I recently read an article about the business philosopher Clayton Christensen. His core idea is about how well established businesses are overtaken by disruptive innovations at the bottom of their market. A classic example is the steel mills being overtaken by mini-mills. At first big steel was happy to cede the low end of the market to the new mini-mills. The low end of the market was re-bar (reinforcing bars) that were buried inside concrete to add strength. It was the cheapest steel and had the lowest profit margins. The big steel companies were happy to cede this aspect of the business. But the mini-mills started getting better, moving up the ladder of sophisticated and profitable products until they were challenging big steel at the top of their game. Big steel had enormous physical plants and sunk costs and suddenly could not compete.
This has happened in industry after industry according to Christensen. When transistor radios first came out they were junk compared to the sophisticated vacuum tube radios, but they were cheap. Teenagers, who didn’t have any money, bought them. Over time the transistor radios improved and tube radios basically don’t exist anymore.
This also occurs in military affairs. When the Bronze Age Greek civilizations were over-run by the iron using Dorians, it wasn’t that the Doric iron weapons were better. The bronze weapons of the sophisticated Greek civilization were quite advanced – but they iron weapons were much cheaper and easier to make.
Here is what struck me as I read about Christensen. Computers are getting better and better at what they do and automation is replacing a lot of jobs humans do – and not just in clerical tasks – but also potentially in some sophisticated ones.
Watson, the IBM computer that defeated several Jeopardychampions (and my old boss) equaled the human mind in a very specific area and occupies several rooms. But, soon enough Watson will be living in your phone (Siri is a very bad, but relatively cheap, fore-runner).
Your Personal Robot DJ
The Muzak Corporation no longer develops the cheesey, bland sound-track known as elevator music. They generate sophisticated packages of music for different environments, including custom-made selections that add an audio dimension to a carefully tailored environment (retailers are the major customers.) In this New Yorker profile, one of the Muzak architects asks the author a series of questions about himself and creates a “personal audio imaging profile” and a six-song personalized CD. The author is struck that while he hadn’t heard of any of the artists on the CD, he really liked it and even bought some CDs of the artists.
Could a computer do that?
Not yet, but consider the automatic iTunes recommendations based on past purchases (personally, I know very little about this). Right now they may be of limited utility to serious music aficionados appear eons away from the sophisticated capacities of the Muzak Corporation. But the algorithms of iTunes and other online music sellers will become continually more sophisticated. What happens to the company when an individual or business can subscribe to a highly personalized music selection service for a far lower price?
This example is at the high-end, but there are innumerable examples at the low-end as well. Automated cars are close to being a technological reality. How many people work as drivers around and what will they do when robot vehicles do all of the driving.

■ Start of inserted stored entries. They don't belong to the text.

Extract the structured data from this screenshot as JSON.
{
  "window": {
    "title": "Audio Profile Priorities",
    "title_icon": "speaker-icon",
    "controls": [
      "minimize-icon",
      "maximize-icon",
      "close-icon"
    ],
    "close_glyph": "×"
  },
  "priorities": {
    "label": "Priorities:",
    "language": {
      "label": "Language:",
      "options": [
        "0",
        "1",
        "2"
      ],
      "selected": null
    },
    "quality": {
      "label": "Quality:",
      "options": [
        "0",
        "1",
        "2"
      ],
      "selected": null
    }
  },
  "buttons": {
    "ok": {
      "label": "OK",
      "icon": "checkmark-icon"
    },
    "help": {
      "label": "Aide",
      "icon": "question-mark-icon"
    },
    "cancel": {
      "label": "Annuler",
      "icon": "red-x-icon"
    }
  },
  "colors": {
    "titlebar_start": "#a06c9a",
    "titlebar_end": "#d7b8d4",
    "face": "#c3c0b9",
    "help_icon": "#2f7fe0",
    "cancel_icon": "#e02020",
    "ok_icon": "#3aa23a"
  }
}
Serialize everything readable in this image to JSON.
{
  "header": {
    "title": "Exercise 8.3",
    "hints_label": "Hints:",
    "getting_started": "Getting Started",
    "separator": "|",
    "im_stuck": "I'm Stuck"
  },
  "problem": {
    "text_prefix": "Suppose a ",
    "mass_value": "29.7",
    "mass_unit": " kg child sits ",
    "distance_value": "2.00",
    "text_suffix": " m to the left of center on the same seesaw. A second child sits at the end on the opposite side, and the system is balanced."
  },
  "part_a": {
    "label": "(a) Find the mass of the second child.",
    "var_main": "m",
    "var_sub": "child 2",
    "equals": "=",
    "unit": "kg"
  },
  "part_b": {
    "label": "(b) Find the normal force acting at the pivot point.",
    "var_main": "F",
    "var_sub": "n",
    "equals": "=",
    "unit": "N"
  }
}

One can imagine the Muzak architects finding new and interesting things to do. But what about the many, many people who drive for a living? Will they start writing screenplays or becoming research scientists?
This scenario will play out in industry after industry. The very best maps are still made by hand, but computer generated maps are cheaper and usually good enough.
This would seem to be the argument of the “buggy whip makers” who were put out of business with the coming of the automobile. But I don’t think so. Most inventions replaced human brawn – which isn’t what people are best at anyway (pound for pound most animals are far stronger.) People still had hands, minds, and mouths, which could (particularly in combination) perform functions that were not easily automated. But these new capabilities are edging into core human functions.
Are we sliding into the world of Kurt Vonnegut’s novel Player Piano in which machines do all the work and people are left with nothing to do?